The actuator is available in two distinct variants: the EM-80 and the EM-300. While both share identical motor technology, they differ significantly in their gear reduction ratios, which dictates their torque output and slew rate characteristics.

• EM-80: Utilizes a single-stage planetary gearbox with a 1:7 ratio. This configuration prioritizes speed and rapid response, making it ideal for applications requiring fast actuation times.

• EM-300: Utilizes a two-stage planetary gearbox with a 1:20 ratio. This configuration trades speed for massive torque output, suitable for high-load applications such as large-bore engine fuel racks.

A critical design feature shared by both is the ISO 9409 output flange. This standardized interface allows for the easy mounting of levers and simplifies the replacement process, ensuring interchangeability between EM-80 and EM-300 units without the need to re-drill or modify the mounting surface.

2. The Driver

The EM driver serves as the “brain” of the system. It is a programmable digital controller housed in a separate enclosure designed for installation within a control cabinet, not on the engine itself. The driver’s primary function is to convert standard three-phase AC power (400–480 Vac, 50–60 Hz) into a controlled supply for the motor, managing current and potential across the three phases to precisely position the actuator shaft proportional to a 4–20 mA command signal.

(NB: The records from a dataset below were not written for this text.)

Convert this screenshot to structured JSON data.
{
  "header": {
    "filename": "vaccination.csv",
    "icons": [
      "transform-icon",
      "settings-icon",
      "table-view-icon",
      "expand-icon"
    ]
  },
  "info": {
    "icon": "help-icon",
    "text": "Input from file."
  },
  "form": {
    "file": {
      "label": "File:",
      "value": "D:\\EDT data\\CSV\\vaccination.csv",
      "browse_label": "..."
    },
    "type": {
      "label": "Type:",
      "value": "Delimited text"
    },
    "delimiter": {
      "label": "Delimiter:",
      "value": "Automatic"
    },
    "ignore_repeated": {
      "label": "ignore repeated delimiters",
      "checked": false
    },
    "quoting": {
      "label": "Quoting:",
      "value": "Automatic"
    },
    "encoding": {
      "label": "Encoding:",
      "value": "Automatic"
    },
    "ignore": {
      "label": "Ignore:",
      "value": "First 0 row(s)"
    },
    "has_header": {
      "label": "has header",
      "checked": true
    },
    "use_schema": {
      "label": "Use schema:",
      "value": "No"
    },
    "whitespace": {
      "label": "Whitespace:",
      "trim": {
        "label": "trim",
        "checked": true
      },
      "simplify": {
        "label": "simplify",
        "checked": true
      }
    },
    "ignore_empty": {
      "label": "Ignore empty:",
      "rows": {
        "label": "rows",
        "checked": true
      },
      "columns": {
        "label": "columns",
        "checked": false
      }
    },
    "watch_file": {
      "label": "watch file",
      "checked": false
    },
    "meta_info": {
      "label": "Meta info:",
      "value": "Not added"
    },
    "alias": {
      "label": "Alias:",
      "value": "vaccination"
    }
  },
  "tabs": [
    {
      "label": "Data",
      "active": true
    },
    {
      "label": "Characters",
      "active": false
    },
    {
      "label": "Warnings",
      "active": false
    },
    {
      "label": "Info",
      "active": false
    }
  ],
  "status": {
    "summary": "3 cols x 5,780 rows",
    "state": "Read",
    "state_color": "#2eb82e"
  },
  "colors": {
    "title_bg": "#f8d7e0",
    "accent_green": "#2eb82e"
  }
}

The driver logic requires a separate 24 VDC power source for its internal electronics and I/O interfaces. This separation ensures that the control logic remains powered and capable of diagnostics even if the high-voltage power stage is disabled. The driver also manages the transition between peak torque output—available for the first second of movement—and steady-state torque, ensuring dynamic response without overheating the motor windings.

3. The Position Feedback System

Precise control relies heavily on accurate feedback. The system utilizes a hollow-shaft resolver mounted at the rear of the motor. This resolver provides sine and cosine wave outputs with an overall accuracy of 12 arc-minutes, delivering high-resolution position data to the driver.

However, the EM-80 and EM-300 differ slightly in their position-sensing architecture:

• EM-80: The 1:7 gear ratio allows the output flange to achieve full 40-degree stroke in less than one full revolution of the motor shaft. Therefore, the resolver alone provides sufficient data to determine the exact position.

• EM-300: The 1:20 gear ratio means the motor shaft rotates multiple times to achieve the full stroke. To ensure the driver knows which revolution the motor is in (and therefore the absolute position), a 10-turn potentiometer is added behind the resolver. This coarse signal allows the driver to deduce the correct rotor revolution, while the resolver provides fine accuracy within that revolution.

Detailed Actuator Specifications and Performance

Understanding the performance limits of the EM-80 and EM-300 is essential for correct application sizing.

Torque and Slew Rate

The primary distinction between the two models lies in their torque capabilities and speed of response (slew time).